Tuesday, a group of councilmembers – Cate, plus Councilman Stephen Whitburn and Councilman Joe LaCava – sent Elo-Rivera a memo outlining the potential reform areas the Council could pursue in 2022 .
That list included some significant changes, like removing homelessness-related services from the Housing Commission’s responsibilities, and smaller ones, like creating a new position as a liaison between the Council and Housing Commission’s board. It considered giving the Council increased accountability and oversight of the agency’s executive director, Rick Gentry, and suggested redefining the role of the agency’s legal counsel. The three councilmen also suggested reconsidering the qualifications for Housing Commission board members and the training they receive, creating a process so anything that goes to the commission’s board in closed session also goes to the Council.

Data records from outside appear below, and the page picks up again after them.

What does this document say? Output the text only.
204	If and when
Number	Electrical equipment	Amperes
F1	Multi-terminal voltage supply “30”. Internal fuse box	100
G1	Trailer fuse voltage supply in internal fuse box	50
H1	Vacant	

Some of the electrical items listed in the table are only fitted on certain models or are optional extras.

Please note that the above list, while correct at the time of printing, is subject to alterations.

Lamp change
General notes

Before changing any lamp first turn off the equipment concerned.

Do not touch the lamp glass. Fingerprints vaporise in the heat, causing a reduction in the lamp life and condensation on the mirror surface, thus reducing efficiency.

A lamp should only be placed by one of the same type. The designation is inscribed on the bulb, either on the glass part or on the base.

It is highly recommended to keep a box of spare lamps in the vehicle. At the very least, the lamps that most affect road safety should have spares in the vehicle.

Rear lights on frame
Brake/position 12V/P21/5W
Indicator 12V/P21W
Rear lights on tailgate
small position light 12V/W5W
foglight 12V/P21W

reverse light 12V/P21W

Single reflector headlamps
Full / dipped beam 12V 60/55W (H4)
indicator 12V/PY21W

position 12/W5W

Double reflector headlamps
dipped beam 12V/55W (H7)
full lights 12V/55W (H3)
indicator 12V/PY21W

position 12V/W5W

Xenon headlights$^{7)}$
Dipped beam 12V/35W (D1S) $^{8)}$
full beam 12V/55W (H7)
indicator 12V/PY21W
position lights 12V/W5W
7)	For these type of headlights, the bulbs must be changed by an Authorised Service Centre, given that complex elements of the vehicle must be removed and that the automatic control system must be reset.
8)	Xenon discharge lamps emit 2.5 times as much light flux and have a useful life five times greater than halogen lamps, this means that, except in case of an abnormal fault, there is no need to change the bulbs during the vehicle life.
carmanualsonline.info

The Housing Commission also has its own nonprofit company that competes for affordable housing projects and funding against other, private affordable developers. The group suggested taking a look at the rules around when the Housing Commission can award funding to that company over other developers, along with other possible changes to the oversight of that company.
The group suggests Elo-Rivera create a new committee in 2022 to tackle those issues.
Elo-Rivera said he learned early in his tenure that the Housing Commission had room for improvement, once he fully understood its legal structure and realized how atypical it was compared to other nonprofits and corporations.
“I’m excited we’re doing this work,” Elo-Rivera said. “Governance work isn’t always glamorous, but if it isn’t done well the big, bold things we want to move on will fall on their face for lack of a solid foundation.”
Disclosure: Mitch Mitchell, a Housing Commission board member, also serves on Voice of San Diego’s board of directors.